Transferred:   	  107.479G / 1.272 TBytes, 8%, 11.514 MBytes/s, ETA 1d5h30m52s
Errors:                 3 (retrying may help)
Checks:           1060749 / 1060749, 100%
Transferred:       407541 / 7481889, 5%
Elapsed time:     3h5m0.4s

Is this transfer rate good?

ncw · December 29, 2020, 12:33pm

That is a definite sign you got rate limited.

This appears to be transferring about 37 files per second so the ETA is probably underestimating slightly - I make it slightly more than 2 days. (The ETA is based on data volume which goes a bit wrong for lots of small files).

If DO seems happy with that rate (ie it doesn't rate limit you further) and you don't mind waiting 2 days then I'd stick with that

kborges · December 29, 2020, 1:07pm

The only point is the transfer speed keeps slowing down but in a slower rate.
Now the average is 8.42MB/s

Maybe I'll restart the process if it keeps slowing down.

Transferred:   	  493.483G / 1.272 TBytes, 38%, 8.420 MBytes/s, ETA 1d3h19m25s
Errors:                 4 (retrying may help)
Checks:           1060749 / 1060749, 100%
Transferred:      2608636 / 7481888, 35%
Elapsed time:    17h6m0.4s

Animosity022 · December 29, 2020, 1:11pm

If you get rate limited and a single file fails, it will retry based on your command 999,999 times until it times out and moves to the next, hence the slow down as you get some rate limiting going on and a failure.

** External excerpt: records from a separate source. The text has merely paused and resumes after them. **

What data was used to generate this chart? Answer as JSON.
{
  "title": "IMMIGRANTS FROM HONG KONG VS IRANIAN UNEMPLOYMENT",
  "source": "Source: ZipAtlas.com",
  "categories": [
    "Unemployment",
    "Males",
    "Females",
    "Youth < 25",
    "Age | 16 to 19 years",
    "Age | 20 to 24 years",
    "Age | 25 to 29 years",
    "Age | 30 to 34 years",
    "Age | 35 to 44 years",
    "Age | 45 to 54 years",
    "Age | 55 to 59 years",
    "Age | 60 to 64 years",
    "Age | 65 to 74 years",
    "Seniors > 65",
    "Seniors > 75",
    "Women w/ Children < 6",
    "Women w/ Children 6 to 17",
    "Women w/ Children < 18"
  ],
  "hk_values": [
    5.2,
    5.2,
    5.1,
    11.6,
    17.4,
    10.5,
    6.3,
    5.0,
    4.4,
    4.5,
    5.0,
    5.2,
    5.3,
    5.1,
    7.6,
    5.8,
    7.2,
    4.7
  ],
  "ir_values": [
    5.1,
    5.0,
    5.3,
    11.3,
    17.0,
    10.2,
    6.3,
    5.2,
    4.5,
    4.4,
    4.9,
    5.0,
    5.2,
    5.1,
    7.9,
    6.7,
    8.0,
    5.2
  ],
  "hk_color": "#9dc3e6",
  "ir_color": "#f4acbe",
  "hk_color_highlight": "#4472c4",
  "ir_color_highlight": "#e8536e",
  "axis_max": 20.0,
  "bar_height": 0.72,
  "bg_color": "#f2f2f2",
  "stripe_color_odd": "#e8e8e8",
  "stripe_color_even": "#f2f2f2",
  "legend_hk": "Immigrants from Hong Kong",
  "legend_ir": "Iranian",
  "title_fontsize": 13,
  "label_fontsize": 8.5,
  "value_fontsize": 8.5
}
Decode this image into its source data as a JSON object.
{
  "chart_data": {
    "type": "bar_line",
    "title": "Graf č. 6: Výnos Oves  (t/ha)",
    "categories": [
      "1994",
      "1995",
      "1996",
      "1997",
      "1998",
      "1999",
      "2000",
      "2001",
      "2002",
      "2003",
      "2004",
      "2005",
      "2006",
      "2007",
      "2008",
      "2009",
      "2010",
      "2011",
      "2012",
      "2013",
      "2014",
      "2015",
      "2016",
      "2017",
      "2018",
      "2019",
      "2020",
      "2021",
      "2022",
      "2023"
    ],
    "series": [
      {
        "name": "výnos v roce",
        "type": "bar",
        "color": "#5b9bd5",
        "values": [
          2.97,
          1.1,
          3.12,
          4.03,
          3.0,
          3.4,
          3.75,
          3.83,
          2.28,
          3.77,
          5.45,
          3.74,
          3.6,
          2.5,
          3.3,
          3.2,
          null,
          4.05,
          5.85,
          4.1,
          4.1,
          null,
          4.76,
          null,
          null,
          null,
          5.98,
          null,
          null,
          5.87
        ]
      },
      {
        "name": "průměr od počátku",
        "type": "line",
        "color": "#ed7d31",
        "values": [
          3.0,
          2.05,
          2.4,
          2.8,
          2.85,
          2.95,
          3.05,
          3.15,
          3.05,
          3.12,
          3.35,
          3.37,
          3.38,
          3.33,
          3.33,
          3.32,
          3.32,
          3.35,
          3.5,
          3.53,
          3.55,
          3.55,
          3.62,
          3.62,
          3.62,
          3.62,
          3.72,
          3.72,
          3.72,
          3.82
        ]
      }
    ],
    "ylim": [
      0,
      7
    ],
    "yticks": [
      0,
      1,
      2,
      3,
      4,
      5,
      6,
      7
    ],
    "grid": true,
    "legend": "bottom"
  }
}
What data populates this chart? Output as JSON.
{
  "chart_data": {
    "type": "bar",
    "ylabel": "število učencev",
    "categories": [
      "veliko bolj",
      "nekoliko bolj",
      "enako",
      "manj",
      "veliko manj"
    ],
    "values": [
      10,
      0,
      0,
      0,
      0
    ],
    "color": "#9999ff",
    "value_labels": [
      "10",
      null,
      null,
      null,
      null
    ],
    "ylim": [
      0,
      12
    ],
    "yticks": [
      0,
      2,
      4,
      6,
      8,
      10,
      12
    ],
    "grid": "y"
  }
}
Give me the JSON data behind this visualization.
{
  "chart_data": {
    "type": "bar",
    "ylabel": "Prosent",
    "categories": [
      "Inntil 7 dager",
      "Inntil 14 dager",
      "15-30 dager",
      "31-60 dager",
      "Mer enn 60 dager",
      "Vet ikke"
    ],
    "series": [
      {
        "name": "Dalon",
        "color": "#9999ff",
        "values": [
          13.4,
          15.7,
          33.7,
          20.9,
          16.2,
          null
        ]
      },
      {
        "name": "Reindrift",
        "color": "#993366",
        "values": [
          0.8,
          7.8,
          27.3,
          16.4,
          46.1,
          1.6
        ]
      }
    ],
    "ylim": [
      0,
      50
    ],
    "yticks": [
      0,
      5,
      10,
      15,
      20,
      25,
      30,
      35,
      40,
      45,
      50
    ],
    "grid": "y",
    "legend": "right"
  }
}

You have more files that fail, the retries go and go.

kborges · December 29, 2020, 1:13pm

But those retries are per file? I thought it was per entire queue.
I'll keep default on next time, though.

Animosity022 · December 29, 2020, 1:15pm

A retry happens when you get some kind of failure which is at a slightly higher level than low level retries.

   --retries int                          Retry operations this many times if they fail (default 3)

So those 4 errors I'd surmise retried 999,999 times with a exponentially growing retry sleep timer:

 --retries-sleep duration               Interval between retrying operations if they fail, e.g 500ms, 60s, 5m. (0 to disable)

Which slows things down when you hit an error that does not recover.